Some people more important than others – Geingob

04 August 2021 | Government

NAMPA



WINDHOEK

President Hage Geingob has justified why politicians - including himself - have breached Covid-19 burial restrictions, saying they are not equal to ordinary citizens.

Geingob was responding to media queries at State House last Friday.

The violation of Covid-19 regulations has become a normal occurrence, particularly at state funerals which are attended by at least 100 people, including Cabinet ministers, army officials and family members of the deceased.

“People are counting everyone including the essential workers. At state funerals, I am, like other government officials, there to perform essential duties. Security officers are there to perform their essential duties. The state is a state,” he said.

The president was dumbfounded that members of the public think they are equal to politicians.

“This equality thing has been misunderstood. If you have a president with his security detail, they follow him everywhere, so are you going to count those people who are doing their essential duties?”
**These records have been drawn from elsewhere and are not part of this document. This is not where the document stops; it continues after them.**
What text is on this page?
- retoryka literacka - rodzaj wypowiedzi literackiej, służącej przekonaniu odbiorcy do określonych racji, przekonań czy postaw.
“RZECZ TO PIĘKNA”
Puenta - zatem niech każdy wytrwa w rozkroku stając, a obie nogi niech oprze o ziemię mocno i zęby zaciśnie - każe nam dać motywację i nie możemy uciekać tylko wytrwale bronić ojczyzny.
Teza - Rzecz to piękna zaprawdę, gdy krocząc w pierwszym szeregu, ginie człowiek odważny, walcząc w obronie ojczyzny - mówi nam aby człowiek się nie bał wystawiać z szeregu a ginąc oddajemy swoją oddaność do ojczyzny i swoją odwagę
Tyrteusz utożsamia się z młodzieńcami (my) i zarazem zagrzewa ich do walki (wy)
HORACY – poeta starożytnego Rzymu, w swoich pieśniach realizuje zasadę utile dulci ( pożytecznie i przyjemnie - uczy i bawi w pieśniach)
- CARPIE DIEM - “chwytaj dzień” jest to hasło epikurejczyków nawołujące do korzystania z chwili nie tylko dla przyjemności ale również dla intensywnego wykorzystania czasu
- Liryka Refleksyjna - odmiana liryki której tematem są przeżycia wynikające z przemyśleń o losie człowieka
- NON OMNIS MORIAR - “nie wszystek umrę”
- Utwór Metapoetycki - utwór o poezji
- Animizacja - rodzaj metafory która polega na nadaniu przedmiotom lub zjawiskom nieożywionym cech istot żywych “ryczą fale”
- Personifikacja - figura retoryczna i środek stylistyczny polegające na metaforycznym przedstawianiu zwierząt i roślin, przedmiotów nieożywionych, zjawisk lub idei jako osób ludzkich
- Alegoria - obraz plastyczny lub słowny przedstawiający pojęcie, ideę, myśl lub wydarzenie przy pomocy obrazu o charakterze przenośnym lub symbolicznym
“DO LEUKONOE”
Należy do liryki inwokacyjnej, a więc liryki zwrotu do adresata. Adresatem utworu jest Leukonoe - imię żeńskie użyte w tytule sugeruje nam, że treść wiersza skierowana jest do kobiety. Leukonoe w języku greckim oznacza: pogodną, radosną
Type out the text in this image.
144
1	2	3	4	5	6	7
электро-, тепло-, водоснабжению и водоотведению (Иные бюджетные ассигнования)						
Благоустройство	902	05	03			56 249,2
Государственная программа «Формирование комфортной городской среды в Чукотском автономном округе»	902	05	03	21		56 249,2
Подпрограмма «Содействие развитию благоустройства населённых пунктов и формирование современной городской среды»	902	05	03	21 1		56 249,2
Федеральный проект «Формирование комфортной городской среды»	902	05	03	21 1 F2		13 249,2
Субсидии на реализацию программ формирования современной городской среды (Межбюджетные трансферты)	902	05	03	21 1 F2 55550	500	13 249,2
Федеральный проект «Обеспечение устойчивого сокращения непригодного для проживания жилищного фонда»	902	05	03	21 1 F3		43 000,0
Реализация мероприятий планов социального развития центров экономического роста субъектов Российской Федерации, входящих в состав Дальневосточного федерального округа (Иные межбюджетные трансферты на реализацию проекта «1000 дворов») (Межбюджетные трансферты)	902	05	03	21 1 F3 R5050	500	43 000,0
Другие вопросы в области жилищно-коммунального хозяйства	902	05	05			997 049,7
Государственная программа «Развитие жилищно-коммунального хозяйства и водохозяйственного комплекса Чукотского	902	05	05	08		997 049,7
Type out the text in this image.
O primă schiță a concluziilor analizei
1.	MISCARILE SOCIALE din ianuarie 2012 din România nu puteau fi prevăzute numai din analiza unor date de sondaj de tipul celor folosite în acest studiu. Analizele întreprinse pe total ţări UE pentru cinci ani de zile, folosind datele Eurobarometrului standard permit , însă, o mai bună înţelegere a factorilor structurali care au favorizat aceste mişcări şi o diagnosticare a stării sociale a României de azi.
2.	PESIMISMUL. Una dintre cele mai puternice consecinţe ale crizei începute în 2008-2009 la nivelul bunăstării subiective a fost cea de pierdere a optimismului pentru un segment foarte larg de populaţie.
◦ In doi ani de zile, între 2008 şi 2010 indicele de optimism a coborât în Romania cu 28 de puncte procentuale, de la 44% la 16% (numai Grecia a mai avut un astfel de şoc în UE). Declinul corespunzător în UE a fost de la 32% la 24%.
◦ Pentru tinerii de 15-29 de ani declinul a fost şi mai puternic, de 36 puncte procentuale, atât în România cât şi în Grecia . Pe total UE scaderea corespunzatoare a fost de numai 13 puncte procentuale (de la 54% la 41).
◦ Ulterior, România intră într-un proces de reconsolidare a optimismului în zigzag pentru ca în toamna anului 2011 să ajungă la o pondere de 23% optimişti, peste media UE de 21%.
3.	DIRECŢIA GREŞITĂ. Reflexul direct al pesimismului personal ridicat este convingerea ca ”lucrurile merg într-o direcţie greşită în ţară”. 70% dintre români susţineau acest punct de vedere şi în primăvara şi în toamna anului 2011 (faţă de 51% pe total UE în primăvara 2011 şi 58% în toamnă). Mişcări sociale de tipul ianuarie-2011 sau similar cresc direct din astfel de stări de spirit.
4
He added: “When we say 10 people coming to mourn, family members from that house are not counted. With late Ngavirue, we had government officials inside [the tent] and all the children were outside, so we said they must come inside. I said don’t count me. I came as an official to bury my friend… so [I used] common sense that the children and family must come in [to make the 10 people].”

Stature is everything

Previously, funerals were to be attended by only 10 people, which was last Friday increased to 50.

But in the case of the late Ovaherero Paramount Chief, Advocate Vekuii Rukoro who succumbed to Covid-19 on 18 June, this regulation did not apply, and he was buried a month later.

Traditional norms and rituals for a person of his stature were cited as why government had to bend the rules to accommodate Rukoro’s funeral.

“We had issues of culture in terms of [the funeral of] Ombara [Rukoro] where culture and rituals needed to be done, that tribe’s culture says it must be done so [and so]. As [a] law implementer, I am looking at the law and circumstances of each case as it comes,” he said.

Peace and stability

This, he added, was in the interest of peace and stability of the nation.

“We chose to withdraw legal practices… and allowed the culture to take extra days and there is peace today. We don’t just implement law blindly without looking at circumstances,” he explained.

Geingob’s remarks come at the back of calls for government to consider placing a moratorium on state and official funerals, as rising deaths, mostly attributed to Covid-19, have cost taxpayers at least N$5 million.